Being a colledge student with a limited budget. I'm making a DIY hood. I was wondering what's a better reflector, white paint or aluminum.

Thanks guys in advance.


----------



## imported_bellisb925 (Jul 2, 2004)

Definitely aluminum. You can get some polishing agent from home depot that will make it look like a mirror. If you are in N. California, there is a place that sells a 2ft square piece for @ 10$ already polished.


----------



## imported_baj (Aug 5, 2004)

bellisb925, do you know what the polishing agent is specifically, a name or a description? I would like to consider replacing the mylar reflector I rigged up with polished aluminium.thanks.


----------



## Lazaro (Jul 22, 2004)

Wow that's cool. I guess going further, how can you make the aluminum applied smoothly? I keep getting it crincled up or does that matter.


----------



## imported_bellisb925 (Jul 2, 2004)

I will have to get back to you on the polishing stuff. My friend did it for his DIY hood on his reef tank. I know there is three steps of polishes and it takes a lot of elbow grease or a powerful drill with buffer.


----------



## imported_bellisb925 (Jul 2, 2004)

It is called Mothers aluminum polish. It is a one step polish that is best applied with a vibrating sander with cloth. It seems that it is mostly available through auto stores.
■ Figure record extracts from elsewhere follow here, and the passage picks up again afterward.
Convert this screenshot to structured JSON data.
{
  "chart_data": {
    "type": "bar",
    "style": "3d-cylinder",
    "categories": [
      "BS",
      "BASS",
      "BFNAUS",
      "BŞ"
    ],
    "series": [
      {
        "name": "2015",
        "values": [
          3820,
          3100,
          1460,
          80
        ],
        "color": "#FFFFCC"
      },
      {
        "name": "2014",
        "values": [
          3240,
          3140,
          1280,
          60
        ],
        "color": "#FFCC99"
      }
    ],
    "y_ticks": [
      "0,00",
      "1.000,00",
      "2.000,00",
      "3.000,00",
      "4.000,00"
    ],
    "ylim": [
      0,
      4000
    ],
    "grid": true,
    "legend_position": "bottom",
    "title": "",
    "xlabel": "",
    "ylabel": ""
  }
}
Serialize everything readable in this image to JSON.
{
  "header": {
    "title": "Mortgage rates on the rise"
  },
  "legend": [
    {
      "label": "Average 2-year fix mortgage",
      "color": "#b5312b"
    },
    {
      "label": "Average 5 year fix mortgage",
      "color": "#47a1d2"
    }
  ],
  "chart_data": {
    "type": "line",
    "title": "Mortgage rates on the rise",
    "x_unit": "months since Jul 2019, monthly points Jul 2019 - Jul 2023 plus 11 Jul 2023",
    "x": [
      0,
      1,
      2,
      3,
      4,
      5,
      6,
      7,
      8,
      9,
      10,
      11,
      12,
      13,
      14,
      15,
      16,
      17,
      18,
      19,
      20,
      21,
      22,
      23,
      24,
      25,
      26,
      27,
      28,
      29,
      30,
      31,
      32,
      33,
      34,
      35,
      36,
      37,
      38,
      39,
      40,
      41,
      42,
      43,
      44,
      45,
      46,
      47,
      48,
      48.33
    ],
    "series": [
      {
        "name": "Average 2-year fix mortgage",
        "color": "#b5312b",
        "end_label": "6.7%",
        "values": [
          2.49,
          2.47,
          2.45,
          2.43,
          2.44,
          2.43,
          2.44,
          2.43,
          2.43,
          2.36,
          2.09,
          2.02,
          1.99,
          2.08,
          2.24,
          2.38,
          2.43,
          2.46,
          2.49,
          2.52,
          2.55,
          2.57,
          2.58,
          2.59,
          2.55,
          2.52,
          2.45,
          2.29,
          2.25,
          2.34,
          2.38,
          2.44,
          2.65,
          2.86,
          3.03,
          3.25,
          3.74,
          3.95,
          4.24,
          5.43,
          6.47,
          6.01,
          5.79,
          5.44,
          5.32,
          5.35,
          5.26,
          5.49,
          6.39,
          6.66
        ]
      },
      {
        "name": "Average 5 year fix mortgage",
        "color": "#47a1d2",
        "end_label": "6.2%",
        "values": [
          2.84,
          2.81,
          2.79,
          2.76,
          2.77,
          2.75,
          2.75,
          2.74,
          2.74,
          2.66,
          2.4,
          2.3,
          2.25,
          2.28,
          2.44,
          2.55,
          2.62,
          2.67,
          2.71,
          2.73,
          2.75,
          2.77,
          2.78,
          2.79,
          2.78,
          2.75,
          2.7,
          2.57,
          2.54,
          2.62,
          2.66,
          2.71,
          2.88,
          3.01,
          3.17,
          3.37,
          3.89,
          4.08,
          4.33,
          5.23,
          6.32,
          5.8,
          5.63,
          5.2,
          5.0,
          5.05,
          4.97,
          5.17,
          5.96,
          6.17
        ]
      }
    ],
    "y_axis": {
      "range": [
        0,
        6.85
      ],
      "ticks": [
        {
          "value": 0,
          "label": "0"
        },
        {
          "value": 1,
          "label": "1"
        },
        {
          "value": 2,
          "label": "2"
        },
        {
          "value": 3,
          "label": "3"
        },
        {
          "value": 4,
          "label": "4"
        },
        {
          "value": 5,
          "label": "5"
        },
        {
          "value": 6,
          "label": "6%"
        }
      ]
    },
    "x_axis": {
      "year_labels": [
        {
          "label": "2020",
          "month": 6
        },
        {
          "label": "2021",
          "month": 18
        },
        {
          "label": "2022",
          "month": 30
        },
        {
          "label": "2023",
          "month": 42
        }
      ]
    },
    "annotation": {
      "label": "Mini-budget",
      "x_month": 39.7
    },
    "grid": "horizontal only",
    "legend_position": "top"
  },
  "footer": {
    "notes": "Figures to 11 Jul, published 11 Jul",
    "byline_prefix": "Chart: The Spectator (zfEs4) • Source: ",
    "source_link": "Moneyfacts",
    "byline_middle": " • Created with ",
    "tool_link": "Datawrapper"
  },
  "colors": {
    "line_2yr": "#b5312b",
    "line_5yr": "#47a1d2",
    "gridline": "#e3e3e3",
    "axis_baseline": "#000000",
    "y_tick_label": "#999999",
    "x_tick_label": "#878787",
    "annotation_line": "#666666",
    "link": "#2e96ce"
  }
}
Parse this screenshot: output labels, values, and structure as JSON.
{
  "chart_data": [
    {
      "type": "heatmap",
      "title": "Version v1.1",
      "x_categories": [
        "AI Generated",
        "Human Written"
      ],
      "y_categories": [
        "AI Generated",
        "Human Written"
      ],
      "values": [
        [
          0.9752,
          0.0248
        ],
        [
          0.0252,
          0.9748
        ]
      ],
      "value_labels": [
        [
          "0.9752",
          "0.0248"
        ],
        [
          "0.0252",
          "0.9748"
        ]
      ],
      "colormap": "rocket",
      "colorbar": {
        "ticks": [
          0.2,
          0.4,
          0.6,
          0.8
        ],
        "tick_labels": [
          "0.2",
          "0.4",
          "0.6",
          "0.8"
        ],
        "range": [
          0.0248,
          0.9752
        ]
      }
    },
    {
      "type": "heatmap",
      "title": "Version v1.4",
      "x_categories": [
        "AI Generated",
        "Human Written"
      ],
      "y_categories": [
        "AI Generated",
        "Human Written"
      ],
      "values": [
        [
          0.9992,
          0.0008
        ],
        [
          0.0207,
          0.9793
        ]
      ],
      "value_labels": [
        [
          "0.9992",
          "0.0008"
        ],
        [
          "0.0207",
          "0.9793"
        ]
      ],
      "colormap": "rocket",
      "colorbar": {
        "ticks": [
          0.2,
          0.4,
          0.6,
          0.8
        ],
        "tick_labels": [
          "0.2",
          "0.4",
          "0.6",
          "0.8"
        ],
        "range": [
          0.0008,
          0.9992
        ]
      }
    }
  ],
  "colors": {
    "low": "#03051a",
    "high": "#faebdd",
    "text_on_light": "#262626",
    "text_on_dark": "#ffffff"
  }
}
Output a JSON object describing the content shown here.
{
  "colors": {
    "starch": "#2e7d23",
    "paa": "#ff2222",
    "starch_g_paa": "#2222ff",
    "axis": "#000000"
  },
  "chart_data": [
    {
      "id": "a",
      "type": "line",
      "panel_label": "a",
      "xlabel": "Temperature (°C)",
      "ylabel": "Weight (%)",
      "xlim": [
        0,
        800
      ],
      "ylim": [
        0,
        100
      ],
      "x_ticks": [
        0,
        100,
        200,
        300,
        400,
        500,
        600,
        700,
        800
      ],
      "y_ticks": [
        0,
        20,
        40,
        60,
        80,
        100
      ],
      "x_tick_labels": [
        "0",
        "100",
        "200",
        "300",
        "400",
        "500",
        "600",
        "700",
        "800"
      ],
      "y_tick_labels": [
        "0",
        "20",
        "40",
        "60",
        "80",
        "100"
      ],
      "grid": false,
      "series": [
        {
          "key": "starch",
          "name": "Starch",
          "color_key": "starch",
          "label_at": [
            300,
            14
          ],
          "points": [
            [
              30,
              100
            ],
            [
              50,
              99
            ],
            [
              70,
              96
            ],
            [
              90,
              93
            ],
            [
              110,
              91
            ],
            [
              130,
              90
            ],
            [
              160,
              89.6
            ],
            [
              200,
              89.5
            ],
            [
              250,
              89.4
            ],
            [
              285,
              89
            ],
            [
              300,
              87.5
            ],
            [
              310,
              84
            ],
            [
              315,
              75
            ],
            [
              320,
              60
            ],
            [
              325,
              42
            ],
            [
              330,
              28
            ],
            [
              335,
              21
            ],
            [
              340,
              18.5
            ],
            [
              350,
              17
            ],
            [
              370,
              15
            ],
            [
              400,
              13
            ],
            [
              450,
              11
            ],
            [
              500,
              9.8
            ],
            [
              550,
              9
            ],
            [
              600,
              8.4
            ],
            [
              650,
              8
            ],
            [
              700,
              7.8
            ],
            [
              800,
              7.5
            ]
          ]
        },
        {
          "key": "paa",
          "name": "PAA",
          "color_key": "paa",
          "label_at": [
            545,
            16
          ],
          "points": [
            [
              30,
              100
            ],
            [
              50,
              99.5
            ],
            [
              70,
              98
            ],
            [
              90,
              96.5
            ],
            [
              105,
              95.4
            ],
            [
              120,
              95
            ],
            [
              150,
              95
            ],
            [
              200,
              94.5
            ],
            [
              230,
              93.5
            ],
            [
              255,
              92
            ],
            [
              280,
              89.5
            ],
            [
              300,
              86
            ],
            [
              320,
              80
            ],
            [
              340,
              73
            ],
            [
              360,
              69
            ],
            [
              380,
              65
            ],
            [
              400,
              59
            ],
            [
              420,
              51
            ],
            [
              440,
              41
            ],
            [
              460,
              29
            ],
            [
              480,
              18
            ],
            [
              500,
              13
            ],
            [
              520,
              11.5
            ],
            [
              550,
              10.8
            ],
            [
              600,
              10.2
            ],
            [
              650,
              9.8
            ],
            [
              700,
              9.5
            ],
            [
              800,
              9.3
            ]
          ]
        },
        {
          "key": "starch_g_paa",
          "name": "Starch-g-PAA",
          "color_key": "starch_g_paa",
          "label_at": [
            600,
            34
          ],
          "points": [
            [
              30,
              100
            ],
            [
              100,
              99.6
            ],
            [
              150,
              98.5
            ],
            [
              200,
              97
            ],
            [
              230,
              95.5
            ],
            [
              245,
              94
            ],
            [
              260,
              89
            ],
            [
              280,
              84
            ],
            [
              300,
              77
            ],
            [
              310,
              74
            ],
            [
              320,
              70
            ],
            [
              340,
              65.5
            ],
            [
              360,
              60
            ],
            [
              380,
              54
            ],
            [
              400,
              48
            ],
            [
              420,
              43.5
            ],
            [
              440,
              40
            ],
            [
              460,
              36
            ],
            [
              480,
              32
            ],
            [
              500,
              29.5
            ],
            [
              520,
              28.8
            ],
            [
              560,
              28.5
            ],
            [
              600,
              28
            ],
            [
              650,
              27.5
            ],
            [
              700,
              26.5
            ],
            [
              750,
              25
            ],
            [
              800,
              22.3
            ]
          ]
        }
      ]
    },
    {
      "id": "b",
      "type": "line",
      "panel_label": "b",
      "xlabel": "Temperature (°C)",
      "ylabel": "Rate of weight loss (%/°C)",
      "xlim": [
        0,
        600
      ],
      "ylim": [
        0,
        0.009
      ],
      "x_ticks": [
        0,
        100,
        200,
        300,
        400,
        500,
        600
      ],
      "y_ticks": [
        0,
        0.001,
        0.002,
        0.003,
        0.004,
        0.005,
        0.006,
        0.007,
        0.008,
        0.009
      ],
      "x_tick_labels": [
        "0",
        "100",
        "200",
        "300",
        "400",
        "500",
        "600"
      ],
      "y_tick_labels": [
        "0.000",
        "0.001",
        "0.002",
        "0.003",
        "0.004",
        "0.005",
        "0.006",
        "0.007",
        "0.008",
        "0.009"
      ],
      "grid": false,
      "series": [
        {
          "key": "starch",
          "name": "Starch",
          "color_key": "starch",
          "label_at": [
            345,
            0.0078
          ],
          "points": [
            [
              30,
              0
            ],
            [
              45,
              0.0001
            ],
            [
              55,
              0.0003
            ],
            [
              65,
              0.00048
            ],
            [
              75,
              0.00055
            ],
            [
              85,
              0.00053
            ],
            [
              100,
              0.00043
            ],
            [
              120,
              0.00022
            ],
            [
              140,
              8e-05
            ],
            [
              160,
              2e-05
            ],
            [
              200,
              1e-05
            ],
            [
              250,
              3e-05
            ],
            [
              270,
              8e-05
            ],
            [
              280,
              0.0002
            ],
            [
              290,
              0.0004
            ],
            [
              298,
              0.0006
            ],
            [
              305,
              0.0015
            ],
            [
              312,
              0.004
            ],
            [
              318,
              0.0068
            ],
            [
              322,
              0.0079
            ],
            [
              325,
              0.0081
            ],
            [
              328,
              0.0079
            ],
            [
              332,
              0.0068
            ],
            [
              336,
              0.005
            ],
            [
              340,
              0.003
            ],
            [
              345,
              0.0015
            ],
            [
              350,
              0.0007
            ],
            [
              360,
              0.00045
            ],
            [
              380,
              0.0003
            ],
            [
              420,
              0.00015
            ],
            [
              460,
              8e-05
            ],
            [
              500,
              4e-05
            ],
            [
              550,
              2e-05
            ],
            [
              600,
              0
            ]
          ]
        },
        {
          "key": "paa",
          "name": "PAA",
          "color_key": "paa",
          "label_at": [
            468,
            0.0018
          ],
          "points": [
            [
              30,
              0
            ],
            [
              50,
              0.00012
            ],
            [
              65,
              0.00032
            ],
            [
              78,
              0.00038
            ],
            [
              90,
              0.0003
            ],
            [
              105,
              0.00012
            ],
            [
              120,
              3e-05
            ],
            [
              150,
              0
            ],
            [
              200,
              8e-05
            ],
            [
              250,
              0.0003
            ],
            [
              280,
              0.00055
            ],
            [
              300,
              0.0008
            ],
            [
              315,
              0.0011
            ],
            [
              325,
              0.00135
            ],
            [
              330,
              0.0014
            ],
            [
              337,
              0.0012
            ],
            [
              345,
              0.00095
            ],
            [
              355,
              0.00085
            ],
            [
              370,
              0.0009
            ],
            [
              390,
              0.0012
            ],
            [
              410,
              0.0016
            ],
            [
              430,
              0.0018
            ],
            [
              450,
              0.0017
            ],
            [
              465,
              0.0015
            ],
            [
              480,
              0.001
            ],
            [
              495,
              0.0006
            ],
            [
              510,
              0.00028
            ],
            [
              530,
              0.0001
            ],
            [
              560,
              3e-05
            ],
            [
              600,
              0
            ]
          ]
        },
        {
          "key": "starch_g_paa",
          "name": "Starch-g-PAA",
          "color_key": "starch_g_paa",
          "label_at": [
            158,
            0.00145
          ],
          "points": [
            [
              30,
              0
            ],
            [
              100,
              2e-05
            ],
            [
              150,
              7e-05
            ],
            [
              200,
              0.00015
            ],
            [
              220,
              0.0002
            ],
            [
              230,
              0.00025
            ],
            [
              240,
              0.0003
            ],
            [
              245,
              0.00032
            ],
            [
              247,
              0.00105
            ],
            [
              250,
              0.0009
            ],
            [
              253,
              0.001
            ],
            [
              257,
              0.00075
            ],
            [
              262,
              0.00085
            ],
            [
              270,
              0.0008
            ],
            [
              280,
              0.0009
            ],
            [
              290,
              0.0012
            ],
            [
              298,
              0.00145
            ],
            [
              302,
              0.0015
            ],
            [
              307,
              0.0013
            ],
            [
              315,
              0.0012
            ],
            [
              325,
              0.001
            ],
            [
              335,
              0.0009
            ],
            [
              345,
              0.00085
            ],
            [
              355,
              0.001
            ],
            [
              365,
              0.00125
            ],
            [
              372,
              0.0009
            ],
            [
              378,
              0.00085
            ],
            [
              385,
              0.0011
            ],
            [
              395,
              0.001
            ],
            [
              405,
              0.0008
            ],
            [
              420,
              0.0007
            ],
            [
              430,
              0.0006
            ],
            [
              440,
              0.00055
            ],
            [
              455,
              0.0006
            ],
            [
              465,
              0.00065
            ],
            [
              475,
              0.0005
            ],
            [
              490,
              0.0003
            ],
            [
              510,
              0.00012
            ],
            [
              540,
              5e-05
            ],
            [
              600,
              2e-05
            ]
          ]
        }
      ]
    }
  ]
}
Lazaro, are you talking about tin foil? What I am talking about is an actual sheet of aluminum around 1/32 of an inch thick. You can buy it at home depot. I think the call it aluminum roof flashing.


----------



## imported_29gallonsteve (Jun 26, 2003)

I just recently tested Mother's polish (bought from Pep-boys auto store) on a piece of aluminum flashing (home depot). I used a Dremel tool with one of the polishing pads...brought a brushed aluminum finish to a polished reflector surface in a a matter of 10 minutes for a 4x6 piece of metal. It was mirror-like! I could have shaved and brushed my hair (not that there is much left of that) in the reflection I got with this polished aluminum... 

Since I had the dremel and Mothers is only a couple of bucks...(aluminum being 7.00 for a 14x120" sheet)...

Cheapola...!!!

Thanks,
Steve


----------



## imported_baj (Aug 5, 2004)

Hi-Ho, off to Home Depot i go.......


----------



## Lazaro (Jul 22, 2004)

Okay this opened up a can of worms. =) Is there a web sight that shows how to install thick aluminum to your hood via glue or screws?


----------



## imported_bellisb925 (Jul 2, 2004)

It is not that thick Lazaro. You can bend it pretty easily by hand. As far at attaching it, I am sure you could use some small wood screws. You could possibly check outahsupply for any tips on that sort of thing.


----------



## imported_29gallonsteve (Jun 26, 2003)

Stainless wood screws are what I used to install to the wood canopy. 

If you are referring to the plastic hood, I used sockets that had a metal "hook" piece. I used a bracket and the existing "screw holes" that are in the hood (after you remove the white guts and reflector). Just used the screws that fit in those holes originally...

Thanks,
Steve


----------